The company has described this as an anonymous cleaning machine and claims it can save labour time spent on floor cleaning, while also improving the cleaning consistency and results.
Labour shortages in the cleaning industry have stimulated increasing demand for cleaning robots, especially autonomous floor cleaning robots, Cenozoic Robotics has said.
Read more: Clean machines
One of the main cleaning applications which the company says cannot be completed by a robot is ‘patrol cleaning’, as sensors work by acting passively to avoid obstacles, instead of actively detecting and cleaning spills and/or debris on the floor.
What’s more, robots are not suited to operating in environments with many people, meaning most of them are set to work in the early morning or late night, when areas are more likely to be vacant.

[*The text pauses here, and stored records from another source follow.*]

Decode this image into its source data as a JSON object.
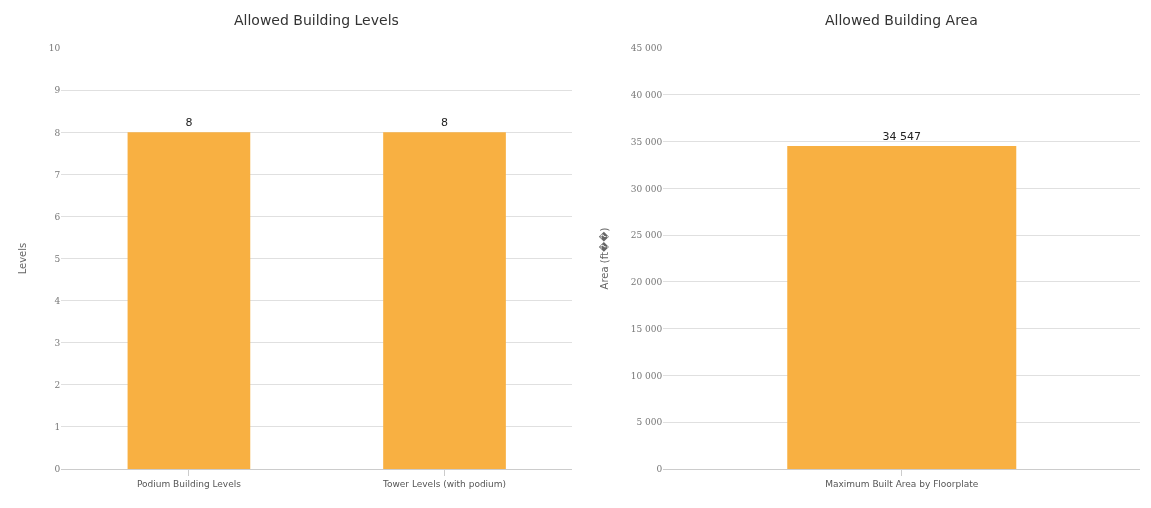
{
  "chart_data": [
    {
      "type": "bar",
      "title": "Allowed Building Levels",
      "ylabel": "Levels",
      "categories": [
        "Podium Building Levels",
        "Tower Levels (with podium)"
      ],
      "values": [
        8,
        8
      ],
      "color": "#f8b042",
      "ylim": [
        0,
        10
      ],
      "yticks": [
        0,
        1,
        2,
        3,
        4,
        5,
        6,
        7,
        8,
        9,
        10
      ],
      "grid": "y",
      "data_labels": true
    },
    {
      "type": "bar",
      "title": "Allowed Building Area",
      "ylabel": "Area (ft��)",
      "categories": [
        "Maximum Built Area by Floorplate"
      ],
      "values": [
        34547
      ],
      "value_labels": [
        "34 547"
      ],
      "color": "#f8b042",
      "ylim": [
        0,
        45000
      ],
      "yticks": [
        {
          "value": 0,
          "label": "0"
        },
        {
          "value": 5000,
          "label": "5 000"
        },
        {
          "value": 10000,
          "label": "10 000"
        },
        {
          "value": 15000,
          "label": "15 000"
        },
        {
          "value": 20000,
          "label": "20 000"
        },
        {
          "value": 25000,
          "label": "25 000"
        },
        {
          "value": 30000,
          "label": "30 000"
        },
        {
          "value": 35000,
          "label": "35 000"
        },
        {
          "value": 40000,
          "label": "40 000"
        },
        {
          "value": 45000,
          "label": "45 000"
        }
      ],
      "grid": "y"
    }
  ]
}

Lastly, as current robots often work along pre-programmed routes in a single pass, they cannot check if the floor has actually been cleaned. Cenozoic Robotics has said that this means a morning inspection will often find uncleaned areas that require a human follow-up.
As a response to these challenges, Cenozoic Robotics developed the SP 50. The machine uses the company’s proprietary artificial intelligence (AI)-powered algorithms, which reportedly enable it to detect stains and debris. It is designed to then automatically adjust the cleaning mode and run the spot-cleaning in the same manner as a human professional would.
Leveraging software company Nvidia’s Xavier AI edge computing chips and multi-channel 3D lidar, the SP 50 can pass through high-traffic areas while assuring a clean floor every time, according to its developer.
Finally, the company has added that the bot can also perform a cleaning result checkup, meaning it will repeatedly clean the same area to ensure the job is properly done every time.